Continuing on with this series where we explore pregnancy body changes, we bring you Emille's story. Emilie is in her late thirties and is an accomplished marketer and strategist. She is also the co-founder of TheIncluded Co, a platform working to change stereotypes and biases through creative storytelling.
Two of Emilie’s most important titles are mother to her two precious boys, Henry and Liam and wife to husband Edwin. Emilie lives with her boys in southern California. She is motivated by her beliefs that women are magical beings and that humanity is genuinely good.
1. How would you describe the state of being pregnant?
While the state of “being” pregnant is simply amazing to witness, it’s not something that I found joyful and serene as other women may describe. I found it painful, uncomfortable, annoying, restrictive and downright inconvenient. During my first pregnancy, I struggled with not having control over my own body. It felt like this body of mine was no longer that. I had several complications during my second pregnancy, including hypertension and bleeding, which set the stage for less ease and more concerns.
2. Before you became pregnant, did you feel as though you were mentally and emotionally prepared for the transformation that was about to unfold?
Well, honestly prior to being pregnant I “felt” as though I was ready, but as soon as pregnancy became a reality that feeling dissipated quickly. Both of my pregnancies were welcomed, but unplanned. Mentally, being pregnant didn’t change much about my day to day. I still worked, led my team and had daily accomplishments as normal.
Emotionally, the process of both pregnancies was something I was unprepared for. It’s an out of body experience that you don’t live within yourself any longer. Your body is no longer yours and the world now sees only a baby. That was tough. I would say it’s more the emotional identity crisis that was unexpected and challenging.
3. What were your greatest fears related to pregnancy and your body changing? Did they change as you had more than one child?

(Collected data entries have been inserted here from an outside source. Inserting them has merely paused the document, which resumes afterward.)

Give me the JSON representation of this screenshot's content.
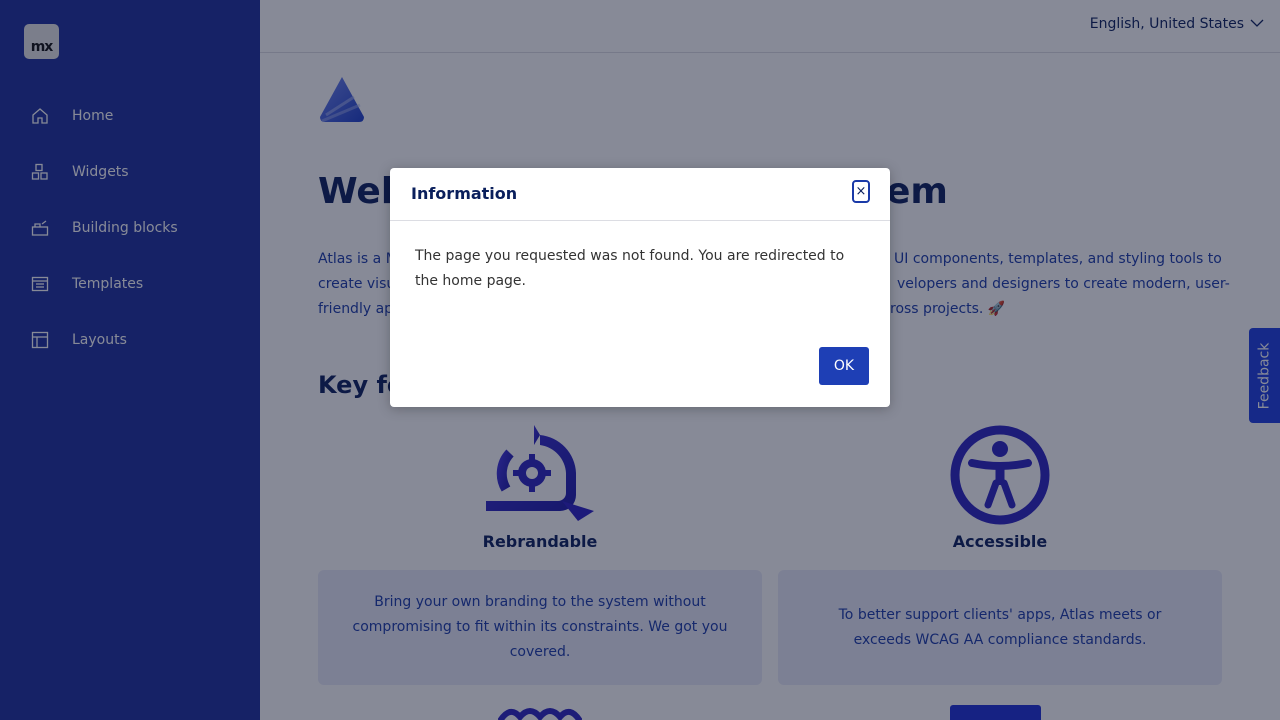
{
  "sidebar": {
    "logo_text": "mx",
    "items": [
      {
        "label": "Home",
        "icon": "home-icon"
      },
      {
        "label": "Widgets",
        "icon": "widgets-icon"
      },
      {
        "label": "Building blocks",
        "icon": "building-blocks-icon"
      },
      {
        "label": "Templates",
        "icon": "templates-icon"
      },
      {
        "label": "Layouts",
        "icon": "layouts-icon"
      }
    ]
  },
  "topbar": {
    "language": "English, United States"
  },
  "main": {
    "heading_start": "Wel",
    "heading_end": "em",
    "intro_lines": [
      {
        "left": "Atlas is a M",
        "right": "UI components, templates, and styling tools to"
      },
      {
        "left": "create visu",
        "right": "velopers and designers to create modern, user-"
      },
      {
        "left": "friendly ap",
        "right": "ross projects. 🚀"
      }
    ],
    "key_features_partial": "Key fe",
    "features": [
      {
        "title": "Rebrandable",
        "description": "Bring your own branding to the system without compromising to fit within its constraints. We got you covered.",
        "icon": "rebrand-gear-icon"
      },
      {
        "title": "Accessible",
        "description": "To better support clients' apps, Atlas meets or exceeds WCAG AA compliance standards.",
        "icon": "accessibility-icon"
      }
    ]
  },
  "feedback_label": "Feedback",
  "modal": {
    "title": "Information",
    "close_symbol": "×",
    "message": "The page you requested was not found. You are redirected to the home page.",
    "ok_label": "OK"
  },
  "colors": {
    "sidebar_bg": "#1c2f9c",
    "accent": "#1e3fb5",
    "heading": "#0a1f5c",
    "card_bg": "#e9ebf8"
  }
}
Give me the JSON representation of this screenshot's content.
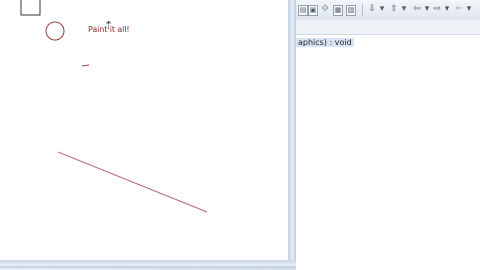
{
  "applet": {
    "paint_text": "Paint it all!"
  },
  "ide": {
    "toolbar": {
      "buttons": [
        "layout-icon",
        "toggle-icon",
        "pin-icon",
        "outline-icon",
        "hierarchy-icon",
        "next-annotation-icon",
        "previous-annotation-icon",
        "back-icon",
        "forward-icon"
      ]
    },
    "outline": {
      "signature": "aphics) : void"
    }
  }
}
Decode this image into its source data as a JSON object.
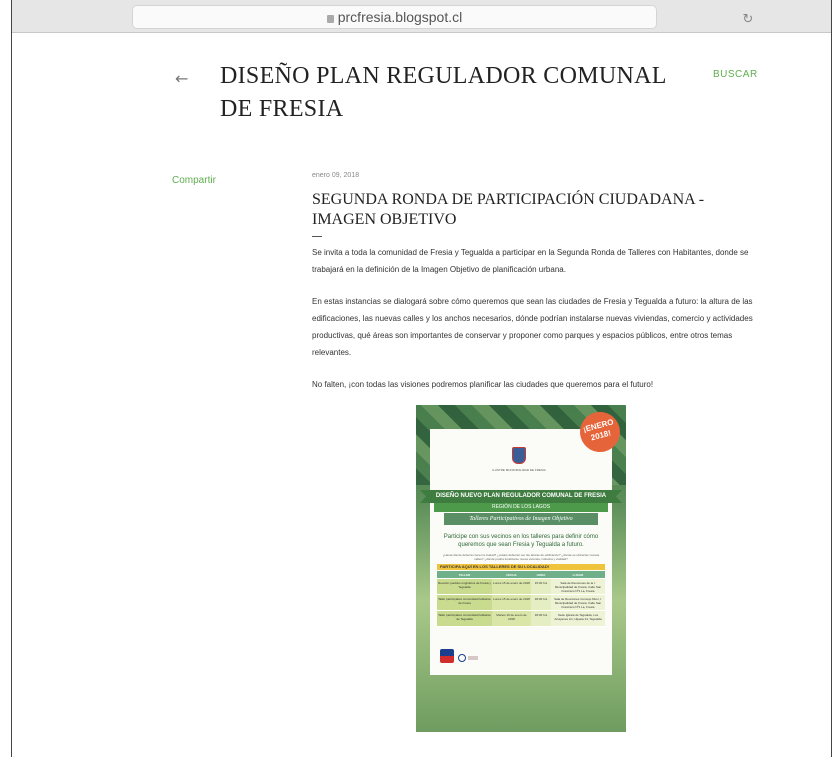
{
  "browser": {
    "url": "prcfresia.blogspot.cl"
  },
  "blog": {
    "title": "DISEÑO PLAN REGULADOR COMUNAL DE FRESIA",
    "search_label": "BUSCAR",
    "back_icon": "←"
  },
  "sidebar": {
    "share_label": "Compartir"
  },
  "post": {
    "date": "enero 09, 2018",
    "title": "SEGUNDA RONDA DE PARTICIPACIÓN CIUDADANA - IMAGEN OBJETIVO",
    "paragraphs": [
      "Se invita a toda la comunidad de Fresia y Tegualda a participar en la Segunda Ronda de Talleres con Habitantes, donde se trabajará en la definición de la Imagen Objetivo de planificación urbana.",
      "En estas instancias se dialogará sobre cómo queremos que sean las ciudades de Fresia y Tegualda a futuro: la altura de las edificaciones, las nuevas calles y los anchos necesarios, dónde podrían instalarse nuevas viviendas, comercio y actividades productivas, qué áreas son importantes de conservar y proponer como parques y espacios públicos, entre otros temas relevantes.",
      "No falten, ¡con todas las visiones podremos planificar las ciudades que queremos para el futuro!"
    ]
  },
  "poster": {
    "badge": "¡ENERO 2018!",
    "municipality": "ILUSTRE MUNICIPALIDAD DE FRESIA",
    "band_title": "DISEÑO NUEVO PLAN REGULADOR COMUNAL DE FRESIA",
    "band_region": "REGIÓN DE LOS LAGOS",
    "band_subtitle": "Talleres Participativos de Imagen Objetivo",
    "lead": "Participe con sus vecinos en los talleres para definir cómo queremos que sean Fresia y Tegualda a futuro.",
    "small_text": "¿Hasta dónde debería crecer la ciudad? ¿cuáles deberían ser las alturas de edificación? ¿dónde se ubicarían nuevas calles? ¿dónde podría localizarse nueva vivienda, industria y vialidad?",
    "table_heading": "PARTICIPA AQUÍ EN LOS TALLERES DE SU LOCALIDAD!",
    "table_headers": [
      "TALLER",
      "FECHA",
      "HORA",
      "LUGAR"
    ],
    "table_rows": [
      [
        "Reunión pueblos originarios de Fresia y Tegualda",
        "Lunes 15 de enero de 2018",
        "15:00 hrs",
        "Sala de Reuniones de la I. Municipalidad de Fresia, Calle San Francisco Nº1 La, Fresia"
      ],
      [
        "Taller participativo comunidad habitante de Fresia",
        "Lunes 15 de enero de 2018",
        "18:00 hrs",
        "Sala de Reuniones Concejo Muni, I. Municipalidad de Fresia, Calle San Francisco Nº1 La, Fresia"
      ],
      [
        "Taller participativo comunidad habitante de Tegualda",
        "Martes 16 de enero de 2018",
        "18:00 hrs",
        "Sede Iglesia de Tegualda, Los Arrayanes s/n, Hijuela 14, Tegualda"
      ]
    ]
  }
}
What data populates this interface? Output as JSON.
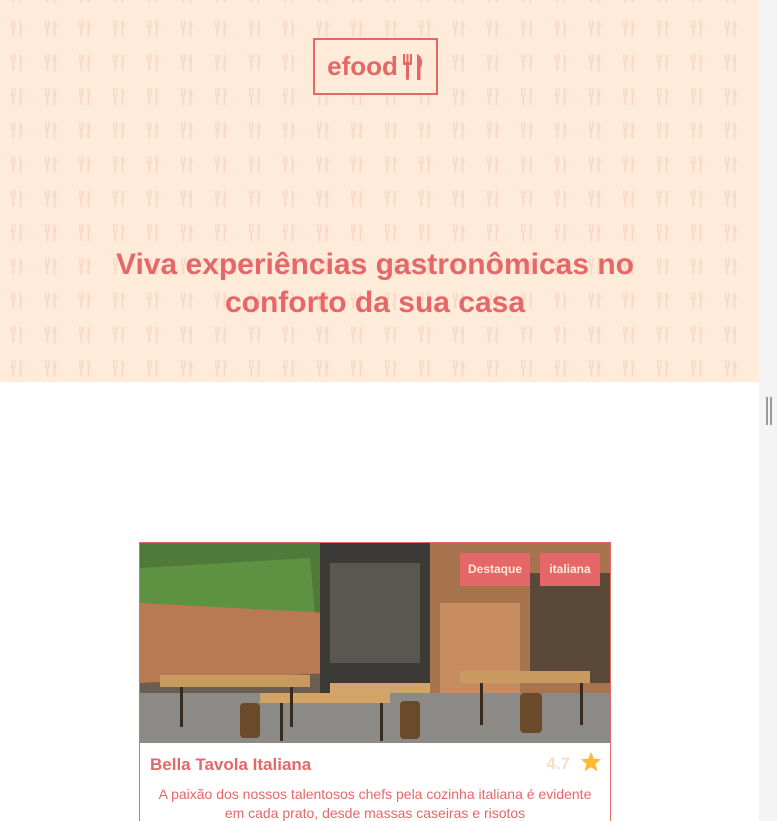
{
  "header": {
    "logo_text": "efood",
    "logo_icon": "fork-knife-icon",
    "headline": "Viva experiências gastronômicas no conforto da sua casa"
  },
  "restaurants": [
    {
      "name": "Bella Tavola Italiana",
      "rating": "4.7",
      "rating_icon": "star-icon",
      "tags": [
        "Destaque",
        "italiana"
      ],
      "description": "A paixão dos nossos talentosos chefs pela cozinha italiana é evidente em cada prato, desde massas caseiras e risotos"
    }
  ],
  "colors": {
    "primary": "#E66767",
    "hero_background": "#FFEBD9",
    "star": "#FFB930",
    "rating_text": "#F7DFC3"
  }
}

My greatest fears were post pregnancy. Pregnancy, while not easy, is still the warm up for the main event. My fears while being pregnant revolved around the type of mother I would be, how to breastfeed, would it hurt, would I lose myself in my child and would my career ever be the same. My body is something that I have felt comfortable in whether there was excess weight, breakouts or bad hairs days. My fears related to my abilities and my mind to juggle it all.
4. How did your view of your body and the skin you were in change as you entered the first trimester to second and third trimester?
My skin throughout my first pregnancy was amazing! I am not sure what made the difference, but my second pregnancy was quite the opposite. I was glowing, even during the bouts of morning sickness with my first and throughout my second I developed cystic acne. That’s the kind that is so deep under the skin it becomes painful and is very unfulfilling if you are a “popper” as you can’t pop these kinds of breakouts. I still struggle with cystic acne to this day. I have learned to control it more with what I put into my body, but for someone who never had teenage acne it’s unfamiliar territory.
5. How did touch play a role during your pregnancy and afterwards?
I didn’t mind people wanting to touch my belly during pregnancy, but I was taken back by the way it made me feel as though I didn’t matter, only the baby mattered. That was the toughest part for me was the feeling that I wasn’t a whole person. I always would touch my belly during pregnancy. It just became a habit. I couldn’t hold my baby during that time so this was my “holding” throughout the pregnancy. The most amazing feeling of the entire experience was the minute both my boys entered the world and I got to have skin to skin time with them. There was almost a sense of electric currents between us that forever connected us.
Intimacy during pregnancy was different, but also fun. Hormones rage so it makes for some fun experiences that are unexpected at times. During the last trimester, sex was tough though just due to swelling and pain. Post pregnancy, well that’s an entirely separate novel on its own. It’s really tough to find your groove again and get back old feelings of both yourself and your partner, but it can happen slowly with time, patience and empathy.
6. Were you aware of self care practices before, during or after the pregnancy?
Yes, absolutely. Long baths, scrubs, lotions, facials, pregnancy massages, foot rubs, manicures. All this and more! It was so important to me pre-pregnancy and even more important now post pregnancy caring for my warrior body that performed this miracle twice now and for my warrior emotional health everyday as a mom!
I do think empathy towards myself has improved because it HAS to with being a mom. I am so hard on myself, so creating good habits of self care to balance my perspective on things every day is essential.
7. Looking back, are there words of advice that you would give your first pregnant self (or other pregnant women) to help navigate the transformation of the body?
While staying physically fit and feeling beautiful on the outside is absolutely important, there is no shortage of brands and companies discussing how to lose weight, how to rid stretch marks, how to have brighter, younger skin and even if it’s correct to show or not show your breasts during breastfeeding.
My advice would be don’t get lost in the noise only discussing the physical attributes of your body during this time. Listen to others talking about processing emotions and how they affect your body, mind and soul. What physically happens to a woman during pregnancy is remarkable, but the emotional growth and psychological changes she encounters on this journey of making, carrying, birthing and then ultimately raising a human being should be discussed in the positive light it deserves.